Exploring tracks can be a great way to experience solitude and the beauty of this wonderful country. While the tracks I have explored can be used as a guide to plan your own adventures, please take note that these were compiled from memory (which may not always be accurate!) and relate to the time I visited. Do your own research, take detailed maps and take care - your safety is your own responsibility. No duty of care is given or implied.
Below are some useful tips that may help you in your adventures:
Planning your trek
- Check that the track is suitable for your experience, skill and level of fitness.
The Australian walking track grading system (AWTGS) classifies hiking tracks by type and difficulty.
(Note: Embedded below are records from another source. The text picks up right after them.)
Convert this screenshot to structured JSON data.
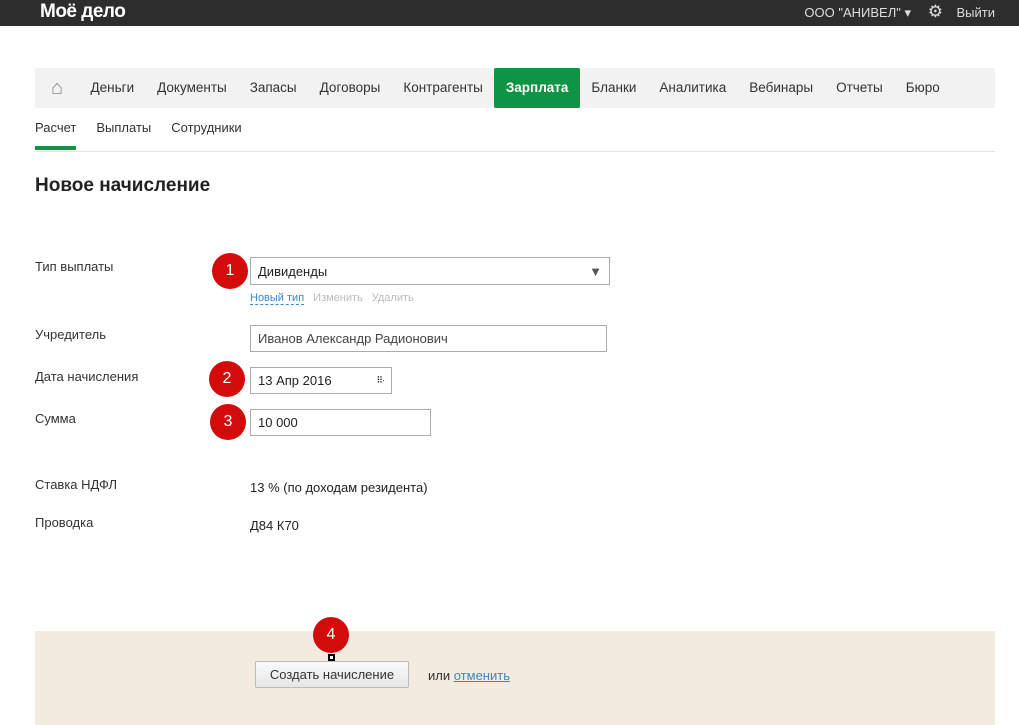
{
  "header": {
    "logo": "Моё дело",
    "org": "ООО \"АНИВЕЛ\" ▾",
    "exit": "Выйти"
  },
  "nav": {
    "items": [
      "Деньги",
      "Документы",
      "Запасы",
      "Договоры",
      "Контрагенты",
      "Зарплата",
      "Бланки",
      "Аналитика",
      "Вебинары",
      "Отчеты",
      "Бюро"
    ],
    "active": "Зарплата"
  },
  "subnav": {
    "items": [
      "Расчет",
      "Выплаты",
      "Сотрудники"
    ],
    "active": "Расчет"
  },
  "page_title": "Новое начисление",
  "form": {
    "payment_type": {
      "label": "Тип выплаты",
      "value": "Дивиденды",
      "links": [
        "Новый тип",
        "Изменить",
        "Удалить"
      ]
    },
    "founder": {
      "label": "Учредитель",
      "value": "Иванов Александр Радионович"
    },
    "date": {
      "label": "Дата начисления",
      "value": "13 Апр 2016"
    },
    "amount": {
      "label": "Сумма",
      "value": "10 000"
    },
    "ndfl": {
      "label": "Ставка НДФЛ",
      "value": "13 % (по доходам резидента)"
    },
    "posting": {
      "label": "Проводка",
      "value": "Д84 К70"
    }
  },
  "footer": {
    "create": "Создать начисление",
    "or": "или",
    "cancel": "отменить"
  },
  "badges": [
    "1",
    "2",
    "3",
    "4"
  ],
  "colors": {
    "accent": "#0d9444",
    "badge": "#d40b0b",
    "link": "#3a87c8"
  }
}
- Check alerts for information on current conditions and track closures before you go and be prepared to turn around if required. I once travelled 400 km around a track closure!
Alerts for NSW National Parks
Live Traffic NSW
- Check for weather conditions, forecasts and warnings. Weather can change quickly, especially in alpine regions.
Bureau of Meteorology
- Plan and prepare thoroughly for long and challenging treks in remote areas. Treks of this nature require specialist experience, skills and equipment, including recovery gear, tools and spare part for the 4WD treks.
- Some of the tracks I have explored are in remote locations or may not have mobile phone coverage. Consider hiring or buying a personal locator beacon (PLB) which should only ever be activated in cases of emergencies. Fines apply for misuse. I own a GME MT410G PLB which I always keep handy, but thankfully, have never had to activate!
- Take a map and compass with you on your trek. Don't rely solely on your GPS.
- Give your trek plan to a reliable person in case you are injured or get lost. Ask them to contact emergency services if you don’t return as planned. Remember to let them know of your return as soon as you finish your trek.
Check the NSW police website for additional information on preparing for tracks
- Take a first aid course. It may even help to save a life!
- Comfortable, protective footwear on the hikes is a must. I also wear water shoes / diving boots when kayaking, as you never know what may be underfoot.
- Dress for the track conditions and weather. Wearing layers is always a good idea, since you can take off easily and replace when you stop and cool down. Light weight, long sleeved shirts and trousers minimise scratches, stings, bites and sunburn. On the water, a long sleeved rash shirt and pants are the way to go. A dry change of clothes is also be a good idea!
- A hat and sunscreen in Australia is a must to avoid sunburn.
- A raincoat and warm jumper is advisable, in case the weather changes suddenly. I have found that wool is better for retaining the heat, even when wet.
- Always carry plenty of drinking water. Never rely on water being available on your trek. When travelling in remote locations, at least 10 litres per person per day is what I carry. Take some food, including emergency rations, just in case the trek takes longer than planned.
- Carry a well stocked first-aid kit and know how to use it. I own a Survival First Aid Kit, which I really like for it's well laid out design and comprehensive list of items. Even on the shortest of treks, I carry at least a basic kit - just in case.
- As mentioned in Planning your trek, maps, compass, GPS, PLB, satellite and/or mobile phone should all be considered when packing your vehicle, backpack or dry sack.
- The Bushwalking Leadership South Australia website has some useful information, especially their resource, A guide to better bushwalking.
Australian walking track grading system (AWTGS)
The hiking track grades that I have included use the Australian Walking Track Grading System (AWTGS). This system has been adopted by National Parks in Australia and classifies tracks into 5 grades of varying degrees of difficulty. The grades have been provided by the relevant National Park or are my best estimate. Where the track has multiple grades, I have used the highest grade.
Note that the times I have included was how long it took me to complete the track, and your actual time may vary based on the your level of fitness, the current track condition etc.